The only “silver lining,” if one can call it such, is that the military isn’t forced to detain American citizens without trial, it’s merely allowed to.
The Senate has officially declared the entire United States to be a battleground. And you and I are potential enemies. According to the new law, anyone– including U.S. citizens– who the government says is “a member of, or part of, al-Qaeda or an associated force” must (for foreigners) or can (U.S. citizens) be imprisoned by the military “without trial until the end of… hostilities.” Hostilities which, as Wired’s Spencer Ackerman so eloquently observed, “are currently scheduled to end the Wednesday after never.”
Now, this begs the question: exactly who is considered to be a member of al-Qaeda or “an associated force?” What if you support an organization dedicated to the Palestinian liberation struggle against Israeli occupation and ethnic cleansing? Such groups can and are often labeled as terrorist organizations by our government which, after all, is beholden to pro-Zionist interests.

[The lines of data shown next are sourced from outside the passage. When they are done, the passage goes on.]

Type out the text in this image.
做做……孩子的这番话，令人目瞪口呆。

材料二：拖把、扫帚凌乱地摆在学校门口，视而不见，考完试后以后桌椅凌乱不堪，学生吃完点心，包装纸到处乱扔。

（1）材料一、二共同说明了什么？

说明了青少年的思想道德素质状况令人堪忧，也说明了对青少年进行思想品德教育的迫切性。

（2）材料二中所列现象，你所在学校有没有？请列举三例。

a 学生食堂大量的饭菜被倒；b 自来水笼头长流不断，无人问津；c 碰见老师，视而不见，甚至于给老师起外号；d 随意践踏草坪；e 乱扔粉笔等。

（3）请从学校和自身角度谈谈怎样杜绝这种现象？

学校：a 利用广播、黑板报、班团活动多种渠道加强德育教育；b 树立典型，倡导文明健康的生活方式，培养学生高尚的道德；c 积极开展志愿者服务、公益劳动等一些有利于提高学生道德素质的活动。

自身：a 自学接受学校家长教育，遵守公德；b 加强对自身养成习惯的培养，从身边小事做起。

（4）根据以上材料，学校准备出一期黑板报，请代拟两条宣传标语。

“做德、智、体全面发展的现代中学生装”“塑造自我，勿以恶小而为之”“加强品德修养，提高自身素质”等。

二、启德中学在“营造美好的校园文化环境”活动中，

Thanks to the Senate, the government can now imprison any American it says is a terrorist for as long as it wants, without having to prove anything in court. Said Sen. Franken:
“What we are talking about here is that Americans could be subjected to life imprisonment. Think about that for a minute. Life imprisonment. Without ever being charged, tried, or convicted of a crime. Without ever having an opportunity to prove your innocence to a judge or a jury of your peers. And without the government ever having to prove your guilt beyond a reasonable doubt. I think that denigrates the very foundations of this country.”
Tellingly, this bill was almost universally opposed at the highest levels of the military and intelligence community. From Defense Secretary Leon Panetta to CIA Director David Petraeus to FBI Director Robert Mueller and Director of National Intelligence James Clapper, a veritable who’s-who of our nation’s top terror warriors has rejected this very un-American bill.
Even Fox News Channel’s legal analyst, former Judge Andrew Napolitano, denounced the measure (see video below).
The Senate vote, by the way, was 93 for, 7 against. Those seven champions of liberty (for the moment) were:
- Sen. Thomas Coburn (R-OK)
- Sen. Thomas Harkin (D-IA)
- Sen. Mike Lee (R-OK)
- Sen. Jeff Merkley (D-OR)
- Sen. Rand Paul (R-KY)
- Sen. Bernard Sanders (I-VT)
- Sen. Ronald Wyden (D-OR)
Heroes, all of them (for the moment)– and their heroism was tellingly bi-partisan. But wait a minute– Sen Al Franken, who spoke so passionately against this heinous bill, voted for it. So did such erstwhile progressive luminaries such as Sen. Kirsten Gillibrand (D-NY), Sen. Patrick Leahy (D-VT), Sen. Robert Menéndez (D-NJ), and Mark Udall (D-CO), who bravely fought a failed last-ditch effort to have the most odious provisions of the bill stricken. So did Sen. Dianne Feinstein, who unsuccessfully sought an exception to the provisions regarding the detention of American citizens. Perhaps that “silver lining” I mentioned earlier– that the bill no longer requires but only allows the indefinite military detention of American citizens– swayed them towards their reprehensible “yes” votes. Or maybe the senators just didn’t want to vote against the $662 billion defense bill, for everyone knows that voting against “national security” is touching the third rail of American politics.
One thing is certain: if President Obama does not carry through with his threat to veto this abhorrent measure, the United States will have turned its back on one of the most basic and cherished rights guaranteed in our Constitution. And we will have taken a giant step in the direction of totalitarianism. You’ve been warned.